Identity management is a complex problem yet almost every application has to address it.
The world of identity management is going through a revolutions with the introduction of WS* standards. Federation, Single sign on and claim based authorization are common requirements. The question that remains open is: How should it be implemented?
Every framework has to address the identity problem. In this column I would like to introduce the .Net solution called "Windows Identity Foundation" previously known as Geneva framework.
Windows Identity Foundation (WIF) enables the .NET developers to externalize identity logic from their application, improving developer productivity, enhancing application security, and enabling interoperability. Windows Identity Foundation (WIF) can be used for on-premises software as well as cloud services. Windows Identity Foundation (WIF), which is part of the new Identity and Access products wave, gives applications a much richer and flexible way to deal with identities by introducing claims-based identity concept.
Using WIF it is easy to implement a claim based authorization systems based on industry standard protocols. WIF simplifies the creation of a security token service - STS (which is the center of every claim based system) as well as the interaction with other existing STS and resources.
Windows Identity and Access platform includes several releases.
· Active Directory Federation Services 2.0
· Windows Identity Foundation
· Windows Cardspace 2.0
ADFS 2.0
ADFS 2.0 is the next generation of Active Directory Federation Services.
At the core of ADFS 2.0 is a security token service (STS) that uses Active Directory as its identity store. The STS in ADFS 2.0 can issue security tokens to the caller using various protocols, including WS-Trust, WS-Federation and Security Assertion Markup Language (SAML) 2.0. To support old versions ADFS 2.0 STS supports both SAML 1.1 and SAML 2.0 token formats.
AD FS 2.0 is designed with a clean separation between wire protocols and the internal token issuance mechanism. Different wire protocols are transformed into a standardized object model at the entrance of the system while internally AD FS 2.0 uses the same object model for every protocol. This separation enables AD FS 2.0 to offer a clean extensibility model, independent of the intricacies of different wire protocols.

Windows Identity Foundation - System.IdentityModel
WIF is a framework for implementing claims-based identity in your applications. It can be used in any Web application or Web service, cloud or on premise applications.
The goal was to make the interaction with claims easy. It is designed to unify and simplify claims-based applications. It builds on top of WCF’s plumbing to implement WS-Trust and comes with an HttpModule called the WS-Federation Authentication Module (FAM) that make it trivial to implement WS-Federation in a browser-based application.
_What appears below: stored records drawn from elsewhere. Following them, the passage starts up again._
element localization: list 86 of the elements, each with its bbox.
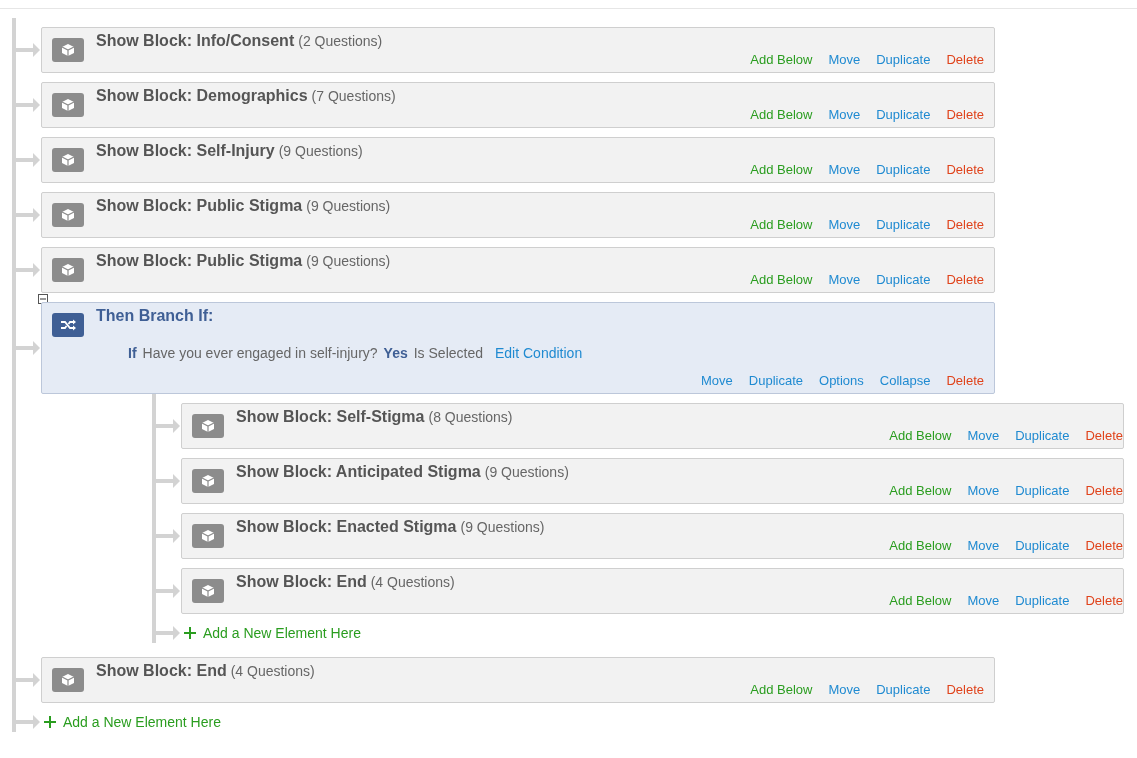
action-link[interactable]: Move bbox=[828, 682, 861, 697]
branch-title: Then Branch If: bbox=[96, 307, 214, 325]
cube-icon bbox=[192, 414, 224, 438]
action-link[interactable]: Add Below bbox=[889, 538, 952, 553]
action-link[interactable]: Move bbox=[967, 428, 1000, 443]
action-link[interactable]: Duplicate bbox=[1015, 428, 1070, 443]
cube-icon bbox=[52, 258, 84, 282]
block-title: Show Block: Anticipated Stigma bbox=[236, 463, 481, 481]
action-link[interactable]: Move bbox=[828, 272, 861, 287]
cube-icon bbox=[52, 203, 84, 227]
action-link[interactable]: Duplicate bbox=[876, 52, 931, 67]
cube-icon bbox=[192, 469, 224, 493]
block-title: Show Block: End bbox=[236, 573, 367, 591]
question-count: (9 Questions) bbox=[306, 253, 391, 269]
action-link[interactable]: Duplicate bbox=[1015, 483, 1070, 498]
action-link[interactable]: Delete bbox=[946, 373, 984, 388]
action-link[interactable]: Move bbox=[828, 217, 861, 232]
action-link[interactable]: Move bbox=[967, 593, 1000, 608]
add-element-link[interactable]: Add a New Element Here bbox=[63, 714, 221, 730]
condition-operator: Is Selected bbox=[413, 345, 483, 361]
action-link[interactable]: Duplicate bbox=[1015, 538, 1070, 553]
action-link[interactable]: Duplicate bbox=[876, 162, 931, 177]
plus-icon[interactable] bbox=[184, 627, 196, 639]
question-count: (2 Questions) bbox=[298, 33, 383, 49]
question-count: (8 Questions) bbox=[428, 409, 513, 425]
action-link[interactable]: Delete bbox=[946, 162, 984, 177]
action-link[interactable]: Delete bbox=[1085, 428, 1123, 443]
block-title: Show Block: Public Stigma bbox=[96, 252, 303, 270]
action-link[interactable]: Duplicate bbox=[876, 272, 931, 287]
action-link[interactable]: Delete bbox=[946, 107, 984, 122]
action-link[interactable]: Add Below bbox=[750, 272, 813, 287]
action-link[interactable]: Delete bbox=[1085, 538, 1123, 553]
action-link[interactable]: Delete bbox=[1085, 593, 1123, 608]
action-link[interactable]: Add Below bbox=[750, 682, 813, 697]
action-link[interactable]: Add Below bbox=[750, 217, 813, 232]
action-link[interactable]: Delete bbox=[946, 682, 984, 697]
action-link[interactable]: Move bbox=[701, 373, 733, 388]
cube-icon bbox=[52, 38, 84, 62]
block-title: Show Block: Self-Stigma bbox=[236, 408, 425, 426]
action-link[interactable]: Delete bbox=[946, 272, 984, 287]
block-title: Show Block: Info/Consent bbox=[96, 32, 295, 50]
action-link[interactable]: Options bbox=[819, 373, 864, 388]
block-title: Show Block: Self-Injury bbox=[96, 142, 275, 160]
action-link[interactable]: Add Below bbox=[889, 428, 952, 443]
question-count: (9 Questions) bbox=[484, 464, 569, 480]
block-title: Show Block: End bbox=[96, 662, 227, 680]
action-link[interactable]: Move bbox=[828, 107, 861, 122]
condition-question: Have you ever engaged in self-injury? bbox=[142, 345, 378, 361]
action-link[interactable]: Add Below bbox=[889, 593, 952, 608]
condition-answer: Yes bbox=[383, 345, 408, 361]
block-title: Show Block: Public Stigma bbox=[96, 197, 303, 215]
action-link[interactable]: Duplicate bbox=[876, 107, 931, 122]
action-link[interactable]: Duplicate bbox=[748, 373, 803, 388]
action-link[interactable]: Delete bbox=[946, 52, 984, 67]
action-link[interactable]: Duplicate bbox=[876, 217, 931, 232]
action-link[interactable]: Duplicate bbox=[876, 682, 931, 697]
cube-icon bbox=[52, 93, 84, 117]
block-title: Show Block: Enacted Stigma bbox=[236, 518, 457, 536]
cube-icon bbox=[52, 148, 84, 172]
question-count: (9 Questions) bbox=[278, 143, 363, 159]
add-element-link[interactable]: Add a New Element Here bbox=[203, 625, 361, 641]
question-count: (7 Questions) bbox=[311, 88, 396, 104]
cube-icon bbox=[52, 668, 84, 692]
action-link[interactable]: Add Below bbox=[889, 483, 952, 498]
action-link[interactable]: Move bbox=[828, 162, 861, 177]
action-link[interactable]: Collapse bbox=[879, 373, 931, 388]
cube-icon bbox=[192, 579, 224, 603]
action-link[interactable]: Add Below bbox=[750, 162, 813, 177]
action-link[interactable]: Add Below bbox=[750, 107, 813, 122]
action-link[interactable]: Move bbox=[967, 538, 1000, 553]
action-link[interactable]: Add Below bbox=[750, 52, 813, 67]
question-count: (4 Questions) bbox=[370, 574, 455, 590]
edit-condition-link[interactable]: Edit Condition bbox=[495, 345, 583, 361]
action-link[interactable]: Delete bbox=[1085, 483, 1123, 498]
action-link[interactable]: Move bbox=[967, 483, 1000, 498]
cube-icon bbox=[192, 524, 224, 548]
question-count: (4 Questions) bbox=[230, 663, 315, 679]
if-label: If bbox=[128, 345, 137, 361]
question-count: (9 Questions) bbox=[306, 198, 391, 214]
plus-icon[interactable] bbox=[44, 716, 56, 728]
block-title: Show Block: Demographics bbox=[96, 87, 308, 105]
action-link[interactable]: Delete bbox=[946, 217, 984, 232]
shuffle-icon bbox=[52, 313, 84, 337]
action-link[interactable]: Move bbox=[828, 52, 861, 67]
question-count: (9 Questions) bbox=[460, 519, 545, 535]
action-link[interactable]: Duplicate bbox=[1015, 593, 1070, 608]
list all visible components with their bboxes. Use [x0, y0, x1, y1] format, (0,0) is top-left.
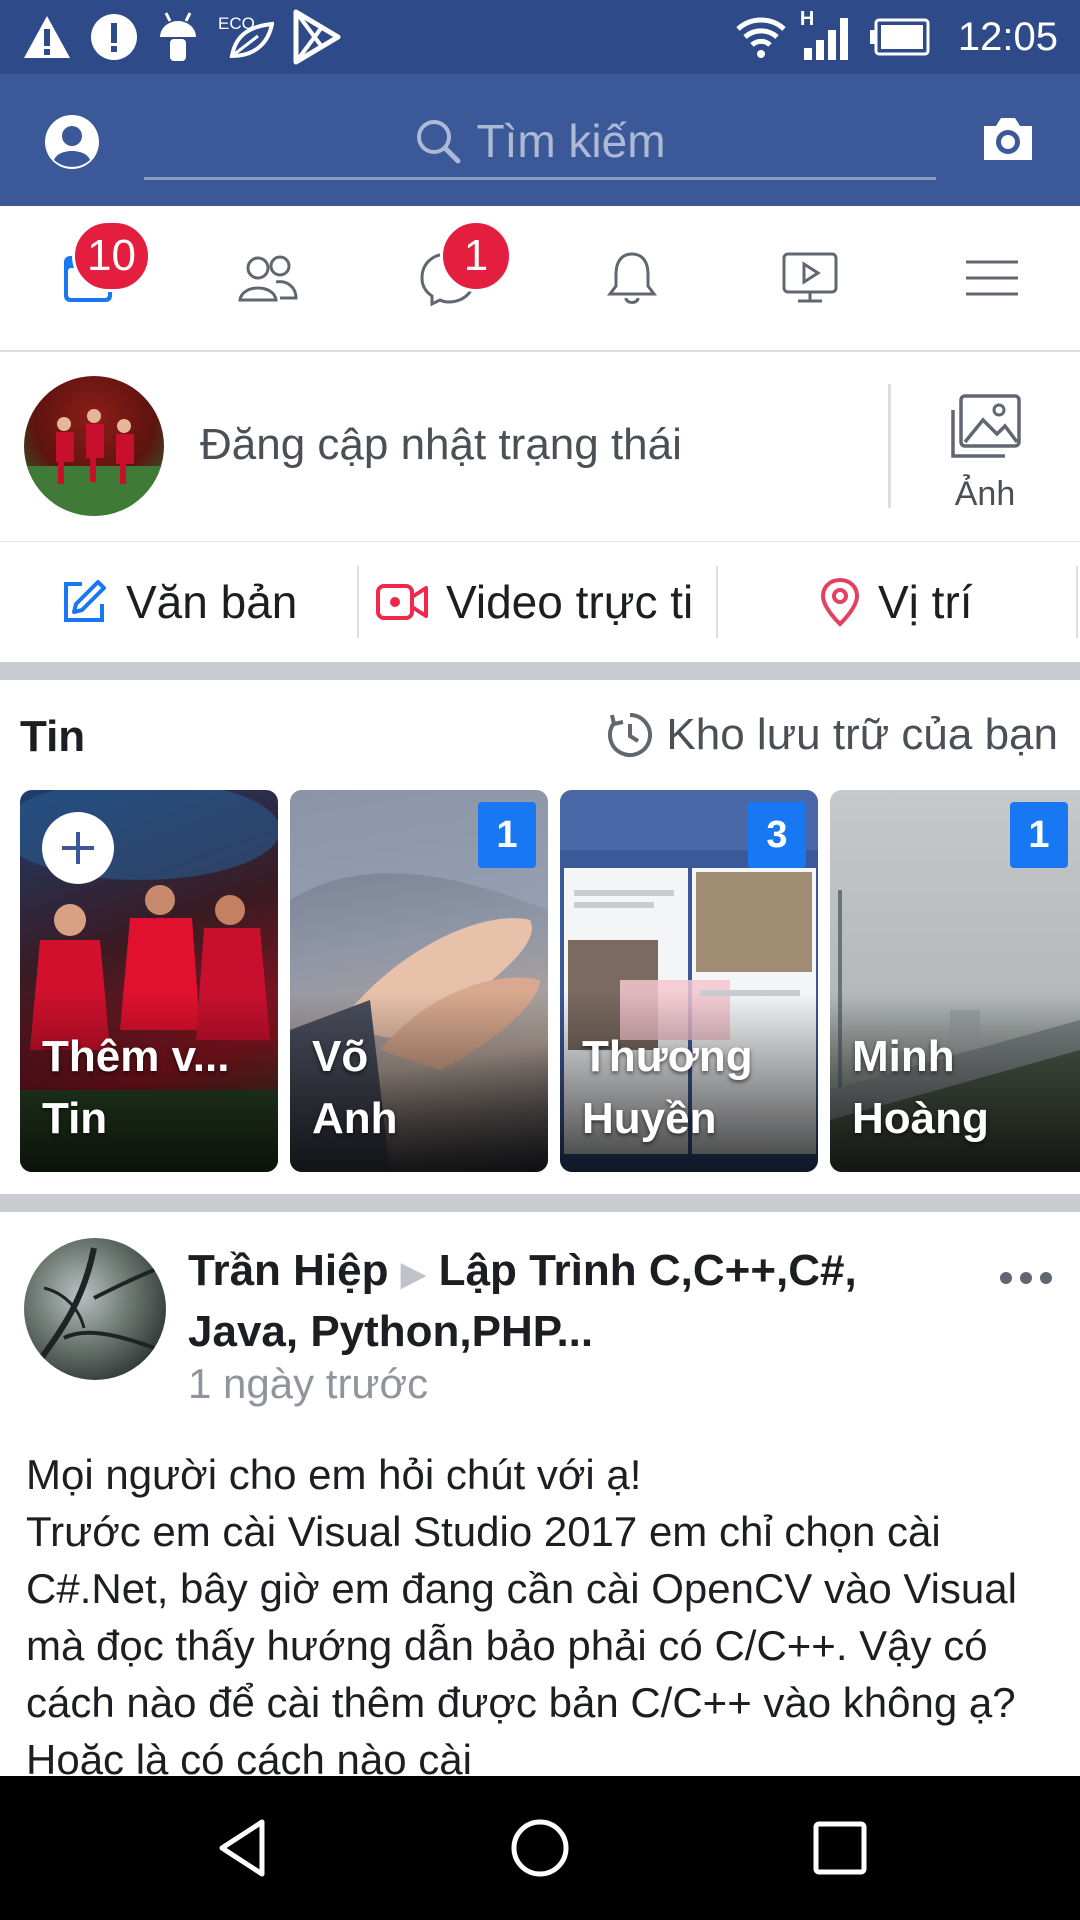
tab-friends[interactable]	[236, 248, 306, 308]
location-icon	[820, 577, 860, 627]
tab-news-feed[interactable]: 10	[58, 220, 151, 308]
story-name-line1: Thêm v...	[42, 1032, 230, 1081]
story-card[interactable]: 1 Võ Anh	[290, 790, 548, 1172]
nav-tabs: 10 1	[0, 206, 1080, 352]
story-count-badge: 1	[1010, 802, 1068, 868]
android-icon	[160, 12, 196, 61]
battery-icon	[869, 18, 930, 56]
text-label: Văn bản	[126, 576, 298, 628]
stories-title: Tin	[20, 712, 86, 761]
add-story-button[interactable]	[42, 812, 114, 884]
messenger-badge: 1	[440, 220, 512, 292]
photo-icon	[951, 394, 1021, 458]
story-archive-link[interactable]: Kho lưu trữ của bạn	[606, 710, 1058, 760]
avatar[interactable]	[24, 376, 164, 516]
search-placeholder: Tìm kiếm	[476, 114, 666, 167]
section-divider	[0, 662, 1080, 680]
menu-icon	[966, 260, 1018, 296]
search-icon	[417, 119, 461, 163]
story-count-badge: 1	[478, 802, 536, 868]
app-header: Tìm kiếm	[0, 74, 1080, 206]
post-timestamp[interactable]: 1 ngày trước	[188, 1360, 428, 1408]
post-body: Mọi người cho em hỏi chút với ạ! Trước e…	[26, 1451, 1017, 1776]
story-name: Thương Huyền	[582, 1026, 802, 1150]
search-bar[interactable]: Tìm kiếm	[144, 104, 936, 180]
system-navigation-bar	[0, 1776, 1080, 1920]
story-name-line1: Minh	[852, 1032, 955, 1081]
live-video-label: Video trực ti	[446, 576, 694, 628]
play-store-icon	[293, 9, 341, 65]
story-name-line1: Võ	[312, 1032, 369, 1081]
watch-icon	[782, 252, 838, 303]
status-bar: ECO H 12:05	[0, 0, 1080, 74]
recents-icon[interactable]	[808, 1816, 872, 1880]
composer-actions: Văn bản Video trực ti Vị trí	[0, 542, 1080, 662]
story-name: Minh Hoàng	[852, 1026, 1072, 1150]
action-divider	[716, 566, 718, 638]
warning-icon	[24, 16, 70, 58]
news-feed-badge: 10	[72, 220, 151, 292]
story-count-badge: 3	[748, 802, 806, 868]
clock-icon	[608, 713, 653, 757]
bell-icon	[607, 252, 657, 304]
wifi-icon	[736, 17, 786, 58]
more-options-icon[interactable]	[998, 1268, 1054, 1288]
plus-icon	[62, 832, 94, 864]
status-time: 12:05	[957, 14, 1058, 59]
location-button[interactable]: Vị trí	[820, 542, 973, 662]
live-video-icon	[376, 584, 428, 620]
story-name-line2: Anh	[312, 1094, 398, 1143]
post-author-avatar[interactable]	[24, 1238, 166, 1380]
profile-icon[interactable]	[44, 114, 100, 170]
location-label: Vị trí	[878, 576, 973, 628]
story-name-line2: Hoàng	[852, 1094, 989, 1143]
story-name-line2: Huyền	[582, 1094, 717, 1143]
story-card[interactable]: 1 Minh Hoàng	[830, 790, 1080, 1172]
status-composer: Đăng cập nhật trạng thái Ảnh	[0, 352, 1080, 542]
home-icon[interactable]	[508, 1816, 572, 1880]
story-name: Võ Anh	[312, 1026, 532, 1150]
composer-divider	[888, 384, 891, 508]
post-author-name[interactable]: Trần Hiệp	[188, 1246, 389, 1295]
status-prompt[interactable]: Đăng cập nhật trạng thái	[200, 420, 682, 470]
action-divider	[1076, 566, 1078, 638]
story-card-add[interactable]: Thêm v... Tin	[20, 790, 278, 1172]
tab-notifications[interactable]	[602, 248, 672, 308]
photo-label: Ảnh	[954, 475, 1016, 513]
story-name-line2: Tin	[42, 1094, 108, 1143]
stories-header: Tin Kho lưu trữ của bạn	[0, 690, 1080, 780]
edit-icon	[64, 580, 106, 622]
story-name-line1: Thương	[582, 1032, 753, 1081]
archive-label: Kho lưu trữ của bạn	[666, 710, 1058, 759]
story-name: Thêm v... Tin	[42, 1026, 262, 1150]
signal-icon: H	[800, 8, 856, 62]
tab-menu[interactable]	[962, 248, 1032, 308]
text-button[interactable]: Văn bản	[60, 542, 297, 662]
photo-button[interactable]: Ảnh	[940, 392, 1030, 522]
action-divider	[357, 566, 359, 638]
friends-icon	[238, 255, 298, 302]
alert-icon	[91, 14, 137, 60]
post-header: Trần Hiệp ▶ Lập Trình C,C++,C#, Java, Pyth…	[188, 1242, 928, 1361]
eco-leaf-icon: ECO	[218, 12, 274, 62]
post-arrow: ▶	[400, 1255, 427, 1293]
back-icon[interactable]	[210, 1816, 274, 1880]
live-video-button[interactable]: Video trực ti	[376, 542, 693, 662]
tab-messenger[interactable]: 1	[418, 220, 512, 308]
camera-icon[interactable]	[980, 114, 1036, 164]
section-divider	[0, 1194, 1080, 1212]
tab-watch[interactable]	[780, 248, 850, 308]
story-card[interactable]: 3 Thương Huyền	[560, 790, 818, 1172]
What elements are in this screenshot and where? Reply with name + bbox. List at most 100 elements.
Using WIF it is possible to create your custom STS or connect to another identity provider with only few lines of code.
For example when you build a relying party with WIF, you’re shielded from all of the cryptographic heavy lifting. WIF decrypts the security token passed from the client, validates its signature, validates any proof keys, shreds the token into a set of claims, and presents them to you via an easy-to-consume object model.
Cardspace 2.0
Cardspace is an identity selector. To a user a Cardspace represent his identity in a simple and friendly manner. Cardspace is very much like the ID card in your wallet or a personal card you distribute to your colleagues. The card is installed on the user computer. The information contained in the card is not the user identity. The card contains the information needed to fetch the identity info from the identity provider.
Cardspace is not a new technology. It was released with .Net framework 3.0 back in 2005. Cardspace was not a huge success because it was not easy to use. WIF will change that.
WIF introduce all the plumbing needed to use Cardspace on the client and the infrastructure to build or use an identity provider on the server. In Cardspace 2.0 there are many performance improvements to assure its use will be easy and comfortable.

The identity problem is complex, the challenge is huge but on the other hand it must be easy to create applications with advanced identity capabilities.
WIF together with the Microsoft’s Identity and Access Platform allows exactly that.
Security and identity are a global issue and thus interoperability between all platforms is a necessity. Microsoft’s Identity and Access Platform is based upon well known industry standard protocols to make sure it will fully comply with the interoperability requirement.
The world of identity is going through a revolution with claim based authorization systems. If you want to be up to date I recommend to take a close look at WIF and Microsoft’s Identity and Access Platform.